…canaglia

La tzedakàh, quel particolare genere di giustizia che è la carità, l’aiuto dato a chi ha bisogno, riceve nell’ebraismo un’attenzione che va al di là della normale concezione della solidarietà umana. Anziché considerarla un atto di pura generosità, l’ebraismo considera la tzedakàh un dovere bello e buono, senza il quale l’ebreo non è a posto con la propria coscienza e con l’adesione ai principi che gli consentono di riconoscere la propria identità. Si sa che è meritorio aiutare il prossimo senza farsi riconoscere, e magari anche senza che il beneficiato conosca l’identità del suo benefattore (Talmud Bavlì, Bava Bathrà 10b). Sembra che proprio questo sia il genere di tzedakàh che “affranca dalla morte” (Proverbi 11:4). Abbasso l’egoismo, quindi: “E quando sono solo per me stesso, chi sono mai? E se non ora quando” (Pirke’ Avoth 1:14).

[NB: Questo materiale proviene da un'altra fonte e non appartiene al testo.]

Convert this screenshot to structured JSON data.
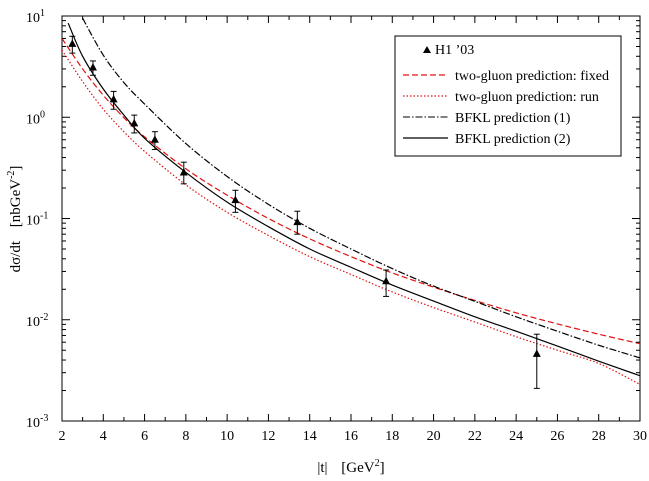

Riconoscere il bisogno dell’altro e soccorrerlo è riconoscere la sua esistenza, ma anche la nostra dipendenza da lui. È un modo, per noi, di riconoscere Dio.
Quando credi di aver raggiunto, nell’ebraismo, il nocciolo della sua verità, arriva spesso, tuttavia, il momento in cui una svolta improvvisa, o un’aggiunta inattesa, ti costringe a un ulteriore impegno sulla strada della comprensione e si rimette in moto l’interrogazione. Per una sana deviazione dall’ideale etico più puro al realismo del quotidiano.
Dunque, soccorrere nel bisogno è un dovere, e un dovere è salvaguardare la dignità di colui che si soccorre, ma si sa che talora chi ha bisogno esagera nelle sue richieste e approfitta dell’aiuto che riceve. C’è dunque una canaglia potenziale nel mendicante, che fa da contrappeso alla canaglia che c’è in noi quando siamo tentati di tirar dritti davanti al bisogno degli altri. Quella canaglia è il pungolo necessario a stimolare la nostra esitante generosità. “Su, dobbiamo esser grati alle canaglie, ché se non fosse per loro avremmo peccato ogni giorno [non aiutando il bisognoso secondo le nostre possibilità]” (Talmud Bavlì, Kethuboth 68a).
I Maestri scoprono impietosamente la debolezza del nostro animo umano e la contorta psicologia che guida le nostre azioni.